Received: March 12, 2013; Accepted: April 26, 2013; Published Online: April 30, 2013
The structure and strain-determining molecular components of infectious TSE particles remains unknown. An enormous variety of evidence contradicts the conclusion that TSE infectious agents are made of host PrP without nucleic acid or an environmental component. First, different agent strains give the same PrP-res pattern, and conversely, samples with very different PrP-res patterns can propagate the identical infectious agent. Thus observed PrP conformers do not encode or predict strains. Second, all forms of detectable PrP can be destroyed with no loss of infectivity. PrP has also been undetectable in cells with high infectious titers. Third, the host recognizes and mounts early innate immune defenses against individual TSE agents and this determines latency and incubation time. Fourth, PrP-res amyloid appears as part of a late defense mechanism against a foreign agent, and TSE agent replication demonstrates a vastly different trajectory than the conversion kinetics of PrP-res (the “infectious” form). Fifth, PrP acts as a required host receptor for agent survival. In this capacity it can protect the agent while allowing the host to survive for years. Sixth, as other GPI proteins, PrP facilitates cell-to-cell transfer, and can be used by several infectious agents, not just TSEs. Seventh, as in TSE infections, other viruses can induce misfolded protein “prion” aggregates as part of an antiviral innate immune response. Eighth, the ability to fold into an amyloid state is a property shared by many proteins and peptides.
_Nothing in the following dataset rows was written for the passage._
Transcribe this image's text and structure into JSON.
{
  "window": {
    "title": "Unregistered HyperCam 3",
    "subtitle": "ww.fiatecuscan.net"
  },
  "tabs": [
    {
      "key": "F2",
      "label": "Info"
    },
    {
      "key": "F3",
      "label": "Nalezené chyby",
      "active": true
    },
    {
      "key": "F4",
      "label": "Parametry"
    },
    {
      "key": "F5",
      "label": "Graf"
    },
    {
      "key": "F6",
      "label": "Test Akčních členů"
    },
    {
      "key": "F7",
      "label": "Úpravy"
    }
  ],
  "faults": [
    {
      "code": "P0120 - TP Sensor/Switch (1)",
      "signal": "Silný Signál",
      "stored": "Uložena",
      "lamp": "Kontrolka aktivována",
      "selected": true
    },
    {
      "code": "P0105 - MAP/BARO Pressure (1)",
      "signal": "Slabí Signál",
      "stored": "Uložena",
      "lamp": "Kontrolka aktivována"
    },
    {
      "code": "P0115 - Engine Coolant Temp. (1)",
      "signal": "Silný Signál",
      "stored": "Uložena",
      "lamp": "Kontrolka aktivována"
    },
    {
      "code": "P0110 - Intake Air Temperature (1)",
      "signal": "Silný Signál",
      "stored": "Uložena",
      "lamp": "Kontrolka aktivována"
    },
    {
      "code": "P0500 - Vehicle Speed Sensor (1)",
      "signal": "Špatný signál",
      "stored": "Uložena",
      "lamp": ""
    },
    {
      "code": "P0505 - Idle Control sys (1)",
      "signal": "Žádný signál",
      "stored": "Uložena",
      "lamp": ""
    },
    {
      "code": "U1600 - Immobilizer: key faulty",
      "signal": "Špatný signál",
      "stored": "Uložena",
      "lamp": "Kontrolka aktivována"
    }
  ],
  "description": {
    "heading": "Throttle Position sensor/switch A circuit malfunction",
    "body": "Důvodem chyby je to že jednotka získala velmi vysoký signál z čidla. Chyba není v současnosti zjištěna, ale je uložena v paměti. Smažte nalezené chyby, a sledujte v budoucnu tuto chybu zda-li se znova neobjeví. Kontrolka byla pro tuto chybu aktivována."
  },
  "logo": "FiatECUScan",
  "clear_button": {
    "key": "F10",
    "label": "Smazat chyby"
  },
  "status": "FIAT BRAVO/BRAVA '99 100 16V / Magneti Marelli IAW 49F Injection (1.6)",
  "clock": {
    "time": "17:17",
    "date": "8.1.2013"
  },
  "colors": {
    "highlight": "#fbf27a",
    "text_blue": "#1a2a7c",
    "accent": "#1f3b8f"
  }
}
Amyloid aggregation is a process that is highly conserved in evolution and it does not require infection. In yeast, such conversions are involved in a wide range of functions, including transcriptional and translational regulation.38 Dense resistant bacterial biofilms function in socialization and protection69 and can be considered together with mammalian amyloids, including PrP and AD plaques that contain many other elements.23 Infection poses additional unexplored opportunities. The discovery of bacterial plasmid-like elements associated with TSE infectious particles raises the issue of unsuspected exchanges between mammals and bacterial viral elements in disease. Some of these viral elements may be the root cause of TSEs as well as a diversity of chronic conditions. Alternatively, such elements may promote the aggregation of fibrillar proteins in neurodegenerations of unknown etiology. Metagenomic elements, along with environmental toxins, surely deserve broader attention as causal factors in AD and other late-onset diseases.